Following a record 186 cases of polio-like disease, acute flaccid myelitis (AFM) in 2018, the peak has passed and it is expected that the cases will continue to decline by 2020.
I do not know why, but the infection, which apparently attacks the spinal cord and causes temporary – and occasionally permanent – paralysis mainly in young children, seems to wane in all other waves of the other year.
The first known outbreak of unknown cause or origin occurred in 2014. AFM reappeared in 2016 and hit 149 people. In 2018, it came again to a comeback of the disease.
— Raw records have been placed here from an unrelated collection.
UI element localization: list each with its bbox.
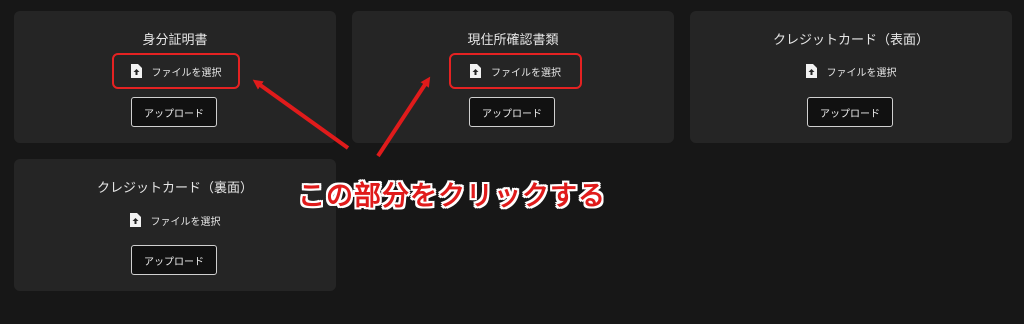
upload-card-id-document: 身分証明書 ファイルを選択 アップロード xyxy=(14,11,336,143)
card-title: クレジットカード（表面） xyxy=(772,33,929,48)
upload-card-credit-card-front: クレジットカード（表面） ファイルを選択 アップロード xyxy=(690,11,1012,143)
file-upload-icon xyxy=(805,64,817,78)
card-title: クレジットカード（裏面） xyxy=(96,181,253,196)
upload-card-address-document: 現住所確認書類 ファイルを選択 アップロード xyxy=(352,11,674,143)
upload-button[interactable]: アップロード xyxy=(131,97,217,127)
file-select-label: ファイルを選択 xyxy=(151,67,222,79)
file-upload-icon xyxy=(470,64,481,78)
file-select-button[interactable]: ファイルを選択 xyxy=(787,53,915,89)
upload-button[interactable]: アップロード xyxy=(807,97,893,127)
file-select-button[interactable]: ファイルを選択 xyxy=(111,202,239,238)
file-upload-icon xyxy=(130,64,142,78)
upload-card-credit-card-back: クレジットカード（裏面） ファイルを選択 アップロード xyxy=(14,159,336,291)
card-title: 身分証明書 xyxy=(142,33,208,48)
upload-button[interactable]: アップロード xyxy=(469,97,555,127)
file-select-label: ファイルを選択 xyxy=(150,216,221,228)
file-upload-icon xyxy=(129,213,141,227)
card-title: 現住所確認書類 xyxy=(467,33,559,48)
annotation-callout: この部分をクリックする xyxy=(298,181,606,212)
file-select-button[interactable]: ファイルを選択 xyxy=(449,53,582,89)
file-select-button[interactable]: ファイルを選択 xyxy=(112,53,240,89)
file-select-label: ファイルを選択 xyxy=(491,67,561,79)
upload-button[interactable]: アップロード xyxy=(131,245,217,275)
file-select-label: ファイルを選択 xyxy=(826,67,897,79)
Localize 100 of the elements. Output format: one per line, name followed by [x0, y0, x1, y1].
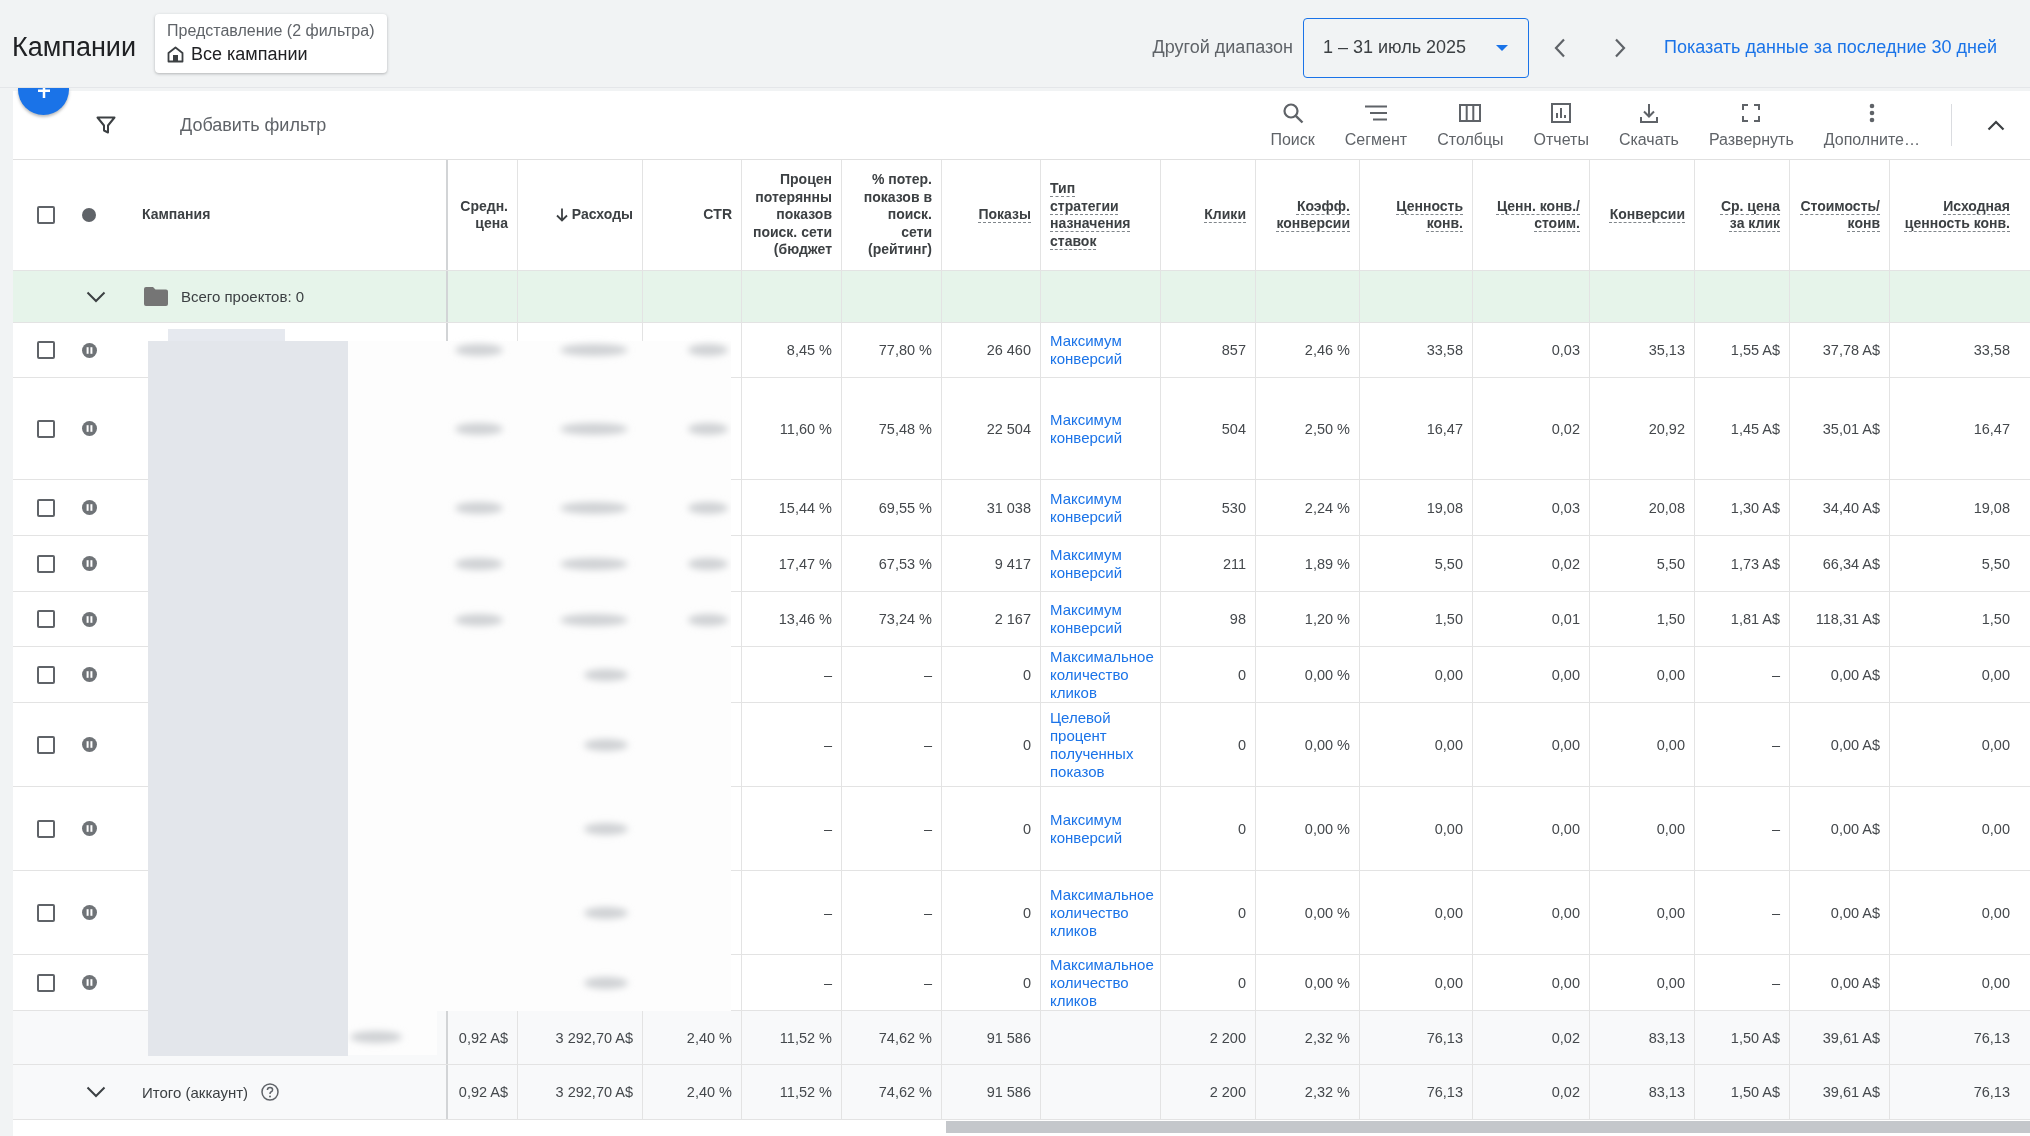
column-header[interactable]: Стоимость/ конв — [1800, 197, 1880, 233]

This year, 186 cases were confirmed.
So far it seems that AFM outbreaks occur every other year ̵
Six-year-old Alex Bustamante is one of 186 people – almost all children – affected by acute flaccid myelitis in 2018. This has been the worst year for the disease so far, and if this continues, 2020 will Bringing More Cases
One thing is becoming clearer: we can now expect an approximately 14-month break at AFM.
During this time, the Centers for Disease Control and Prevention (CDC) are determined to do whatever it takes to solve the puzzle.
The CDC has put together a special task force for this purpose.
Members include parents, neurologists, epidemiologists working on disease, virologists and pathologists who are investigating potential infectious agents for the disease, physicians who study the immune system, and those who study risk factors for genetic and environmental conditions.
For the Task Force and the world in general, however, far more than unknown is known about AFM.
The very first cases appeared in 2012 with a string of 10-year-old children concentrated mainly in California.
In 2014, the disease was more prominent with clusters in Colorado and Utah.
Between August and December, a total of 120 cases occurred in 34 states.
WHAT IS ACUTE FLACCID MYELITIS (AFM)?
The term "myelitis" means inflammation of the spinal cord.
Transverse myelitis is the common name of the disorder, and there are several subtypes.
It is a neurological disease that inflates the spinal cord across its entire width ("across") and destroys the fatty substance that protects the nerve cells.
This can lead to paralysis.
AFM is an unusual subtype of transverse myelitis.
Patients start with the same spinal inflammation, but their symptoms are different and the disease develops differently.
The main difference is that AFM patients are weak and flaccid, while patients with general transverse myelitis tend to be rigid.
Most AFM patients begin to struggle with limb, face, tongue, and eye movements.
You then lose control of a limb or sometimes the whole body – although many have control of sensory organs, intestines and intestines have bladder functions.  Unlike myelitis, which has been around for years through doctors, doctors still do not know exactly why and how AFM manifests itself.
And then, just as quickly as it had come, AFM dispersed again.
In both first and sporadic cases from 2012, the doctors were able to find common ground.
These outbreaks coincided with another virus that caused respiratory infection caused by an error called EV-D68.
But the discovery was a dead end.
Although about 90 percent of people with AFM recently had a cold that affected their respiratory organs, traces of EV-D68 and other enteroviruses were found in the spinal fluid of only four out of 512 people who had polio-like disease has been since 2014.
This leaves the majority of cases unclear.
The vast majority of those affected are toddlers, and they present themselves not unlike polio.
Most limb muscle strength and muscle control first and paralysis spreads from there.
In rare cases, freezing may spread to the respiratory tract and make the disease life threatening.
For many older, frightened parents, AFM initially looked like polio effectively eradicated by vaccines.
However, so far no positive text for the devastating disease has been written at AFM.
It seems clear that anything underlying the AFM has to attack the spinal cord, as paralysis is the main symptom.
However, spinal fluid tests on AFM children were often negative for suspected viruses.
Looking ahead to 2020, scientists hope to find out what genetic and environmental factors make some children vulnerable, while others are safe.
relied on a wheelchair, since Sebastian Bottomley only five Was years old when the AFM beat him in 2016. The seven-year-old (pictured) has been relying on a wheelchair since 1965
They also investigate how a pathogen can infect other cell types than before, for example: For example, the muscle cells themselves, or whether infection could trigger inflammation and an autoimmune response.
In addition, they intend to introduce a science stud [ies] to find out which biennial "seasons" or cycles drive the disease. Nonetheless, scientists can do little to predict the future, especially in the case of AFM.
"It's impossible to say if we have real answers … because this is a complex public health challenge," said CDC scientist Dr. Thomas Clark, an epidemiologist, the Dallas Morning News.
And that leaves the parents in the frightening position of simply hoping for the best for their vulnerable children.
"Until we fully understand the causes of AFM, we can not help protect people from it."
Currently, epidemiologists like him have little to do except the patterns we've observed since 2014.
And if these are signs, we can only expect more sickly children in winter or 2020.